A squeeze of lemon and coriander on top goes perfectly if you’re at home, or just add them to the mix while you’re cooking it if you know you’re going to be up against in the coming days. I’ve even started trading bowls of this for soy flat whites. No-one can turn down a good powerhouse soup.
Sweet potato, chickpea and turmeric powerhouse soup
Makes 6-8 portions
3 large sweet potatoes, peeled and chopped into cubes
2 medium onions, peeled and chopped into quarters
3 cloves garlic, peeled and chopped in half
3 carrots, peeled and chopped into chunks
4 tbsp vegetable oil
Salt and pepper
1 tsp turmeric
300 ml vegetable stock
1 tsp dried rosemary
1 tsp dried thyme
Juice 1 lemon
Handful of coriander
Preheat the oven to 200°C. In a large baking dish, add the sweet potatoes, onions, garlic and carrots, along with the oil, salt and pepper. Using your hands, mix so everything is covered in oil and some seasoning, and cook in the oven for at least 30 minutes, until the sweet potatoes and carrots are soft and cooked all the way through.

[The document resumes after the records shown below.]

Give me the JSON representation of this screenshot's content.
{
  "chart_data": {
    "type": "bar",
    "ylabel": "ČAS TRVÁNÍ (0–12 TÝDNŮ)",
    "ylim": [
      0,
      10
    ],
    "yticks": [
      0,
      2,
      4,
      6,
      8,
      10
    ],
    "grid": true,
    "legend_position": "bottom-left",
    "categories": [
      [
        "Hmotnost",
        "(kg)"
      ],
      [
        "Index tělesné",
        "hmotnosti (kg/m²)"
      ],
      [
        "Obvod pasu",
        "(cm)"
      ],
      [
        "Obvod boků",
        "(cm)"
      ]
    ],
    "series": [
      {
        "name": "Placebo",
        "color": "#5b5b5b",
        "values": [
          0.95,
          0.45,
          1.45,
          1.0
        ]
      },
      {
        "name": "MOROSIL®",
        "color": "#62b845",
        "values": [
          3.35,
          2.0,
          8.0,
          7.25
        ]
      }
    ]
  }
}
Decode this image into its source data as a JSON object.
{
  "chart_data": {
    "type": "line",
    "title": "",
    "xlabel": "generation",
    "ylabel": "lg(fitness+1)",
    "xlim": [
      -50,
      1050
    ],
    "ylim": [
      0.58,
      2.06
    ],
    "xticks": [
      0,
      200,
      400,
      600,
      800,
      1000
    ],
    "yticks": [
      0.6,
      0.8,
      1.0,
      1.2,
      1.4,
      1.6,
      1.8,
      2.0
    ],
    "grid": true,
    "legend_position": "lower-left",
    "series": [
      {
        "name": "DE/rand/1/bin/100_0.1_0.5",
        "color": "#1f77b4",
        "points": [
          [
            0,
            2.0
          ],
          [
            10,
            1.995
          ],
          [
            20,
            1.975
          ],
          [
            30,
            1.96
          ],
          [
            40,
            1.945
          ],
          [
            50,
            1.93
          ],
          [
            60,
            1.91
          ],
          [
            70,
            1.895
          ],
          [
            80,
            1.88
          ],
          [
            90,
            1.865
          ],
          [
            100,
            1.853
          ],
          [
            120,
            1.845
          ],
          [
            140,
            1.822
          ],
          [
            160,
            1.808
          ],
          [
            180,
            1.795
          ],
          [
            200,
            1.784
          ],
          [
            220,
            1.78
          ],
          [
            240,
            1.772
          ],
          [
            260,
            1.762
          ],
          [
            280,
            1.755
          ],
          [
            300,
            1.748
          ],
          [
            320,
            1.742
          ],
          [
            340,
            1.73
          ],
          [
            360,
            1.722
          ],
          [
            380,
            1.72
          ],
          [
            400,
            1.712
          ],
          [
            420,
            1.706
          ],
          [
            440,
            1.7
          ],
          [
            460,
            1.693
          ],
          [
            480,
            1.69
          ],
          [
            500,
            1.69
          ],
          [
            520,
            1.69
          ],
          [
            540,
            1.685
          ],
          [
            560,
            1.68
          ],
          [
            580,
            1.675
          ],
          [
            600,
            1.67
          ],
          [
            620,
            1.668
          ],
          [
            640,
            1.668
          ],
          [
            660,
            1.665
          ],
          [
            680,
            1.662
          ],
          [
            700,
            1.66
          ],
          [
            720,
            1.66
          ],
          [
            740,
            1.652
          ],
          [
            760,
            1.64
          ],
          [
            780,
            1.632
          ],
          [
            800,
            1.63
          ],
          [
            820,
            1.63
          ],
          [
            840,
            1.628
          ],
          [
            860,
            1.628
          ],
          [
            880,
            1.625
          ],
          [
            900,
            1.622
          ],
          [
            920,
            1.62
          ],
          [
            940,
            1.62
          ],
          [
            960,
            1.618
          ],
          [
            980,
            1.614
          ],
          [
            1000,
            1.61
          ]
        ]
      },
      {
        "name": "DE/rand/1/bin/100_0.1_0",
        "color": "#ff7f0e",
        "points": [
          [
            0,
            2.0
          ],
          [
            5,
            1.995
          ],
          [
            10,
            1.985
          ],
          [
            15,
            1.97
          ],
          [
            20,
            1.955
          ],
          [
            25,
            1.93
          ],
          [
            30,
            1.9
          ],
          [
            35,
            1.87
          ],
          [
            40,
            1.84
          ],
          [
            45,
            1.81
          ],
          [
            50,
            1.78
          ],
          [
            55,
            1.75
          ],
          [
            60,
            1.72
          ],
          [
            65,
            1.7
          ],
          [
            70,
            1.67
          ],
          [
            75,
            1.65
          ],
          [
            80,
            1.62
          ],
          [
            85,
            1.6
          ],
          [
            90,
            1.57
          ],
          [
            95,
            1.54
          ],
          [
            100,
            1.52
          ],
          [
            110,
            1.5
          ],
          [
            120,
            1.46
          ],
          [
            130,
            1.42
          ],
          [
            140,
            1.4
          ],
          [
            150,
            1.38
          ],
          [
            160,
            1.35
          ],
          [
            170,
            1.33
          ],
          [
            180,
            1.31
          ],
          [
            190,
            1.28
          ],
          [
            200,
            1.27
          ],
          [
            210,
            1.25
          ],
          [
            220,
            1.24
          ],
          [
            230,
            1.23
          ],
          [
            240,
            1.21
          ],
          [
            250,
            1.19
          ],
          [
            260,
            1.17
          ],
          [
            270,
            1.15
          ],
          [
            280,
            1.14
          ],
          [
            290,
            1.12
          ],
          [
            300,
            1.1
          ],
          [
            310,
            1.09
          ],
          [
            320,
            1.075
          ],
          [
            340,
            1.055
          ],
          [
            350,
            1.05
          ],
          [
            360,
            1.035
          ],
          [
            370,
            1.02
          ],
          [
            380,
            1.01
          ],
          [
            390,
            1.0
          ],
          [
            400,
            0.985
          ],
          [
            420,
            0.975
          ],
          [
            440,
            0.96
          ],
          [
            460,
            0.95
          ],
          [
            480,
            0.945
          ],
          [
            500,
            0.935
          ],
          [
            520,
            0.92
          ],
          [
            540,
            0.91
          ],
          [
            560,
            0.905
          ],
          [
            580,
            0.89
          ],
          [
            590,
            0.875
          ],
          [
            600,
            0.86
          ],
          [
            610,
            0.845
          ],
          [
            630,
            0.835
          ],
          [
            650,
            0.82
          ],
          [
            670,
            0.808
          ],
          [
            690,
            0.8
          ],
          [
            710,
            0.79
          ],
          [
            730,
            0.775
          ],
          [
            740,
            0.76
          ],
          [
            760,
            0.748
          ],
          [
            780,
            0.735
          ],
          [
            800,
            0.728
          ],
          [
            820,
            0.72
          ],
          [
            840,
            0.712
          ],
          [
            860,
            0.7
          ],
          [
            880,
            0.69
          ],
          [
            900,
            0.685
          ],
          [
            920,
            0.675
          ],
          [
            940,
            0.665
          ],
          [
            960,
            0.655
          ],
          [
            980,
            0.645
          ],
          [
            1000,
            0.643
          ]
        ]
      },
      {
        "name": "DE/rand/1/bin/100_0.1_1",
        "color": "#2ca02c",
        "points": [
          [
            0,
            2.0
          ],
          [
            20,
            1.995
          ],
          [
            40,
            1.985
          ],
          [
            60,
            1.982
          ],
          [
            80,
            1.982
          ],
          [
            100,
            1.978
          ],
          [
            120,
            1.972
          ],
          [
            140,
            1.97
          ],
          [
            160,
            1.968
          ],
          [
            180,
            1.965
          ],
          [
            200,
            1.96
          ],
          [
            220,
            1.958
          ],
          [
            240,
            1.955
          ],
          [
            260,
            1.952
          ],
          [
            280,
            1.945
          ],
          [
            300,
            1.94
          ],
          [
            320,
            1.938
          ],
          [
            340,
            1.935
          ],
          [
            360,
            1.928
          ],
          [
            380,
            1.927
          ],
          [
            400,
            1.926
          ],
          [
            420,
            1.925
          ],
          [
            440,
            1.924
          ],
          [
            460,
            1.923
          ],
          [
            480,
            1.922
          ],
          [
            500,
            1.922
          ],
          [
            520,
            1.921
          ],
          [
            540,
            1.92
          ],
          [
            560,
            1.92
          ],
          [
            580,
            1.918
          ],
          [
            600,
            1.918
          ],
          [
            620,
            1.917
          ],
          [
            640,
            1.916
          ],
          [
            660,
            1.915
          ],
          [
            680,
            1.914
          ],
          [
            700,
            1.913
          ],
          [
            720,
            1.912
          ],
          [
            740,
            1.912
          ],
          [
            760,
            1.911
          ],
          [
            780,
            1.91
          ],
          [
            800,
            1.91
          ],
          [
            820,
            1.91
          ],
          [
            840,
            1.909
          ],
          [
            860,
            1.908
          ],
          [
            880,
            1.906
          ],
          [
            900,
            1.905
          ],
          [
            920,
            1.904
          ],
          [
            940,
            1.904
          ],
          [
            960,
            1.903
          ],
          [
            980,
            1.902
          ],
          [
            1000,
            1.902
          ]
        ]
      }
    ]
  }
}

Remove from the oven and allow to cool for a few minutes. If you have a hand blender, transfer all the roasted vegetables, along with all the oil and seasoning, to a large saucepan, and blend. If using a food blender, do the same in batches so as not to overfill the blender bowl. Once it has reached a coarse consistency, add in the turmeric and vegetable stock, blending and thinning it down to your own taste. Finally, sprinkle in the dried herbs, about 300g of the chickpeas and any more seasoning you think it needs, and blend once more.
To serve, ladle into bowls with the remaining chickpeas on top, a squeeze of lemon juice and coriander.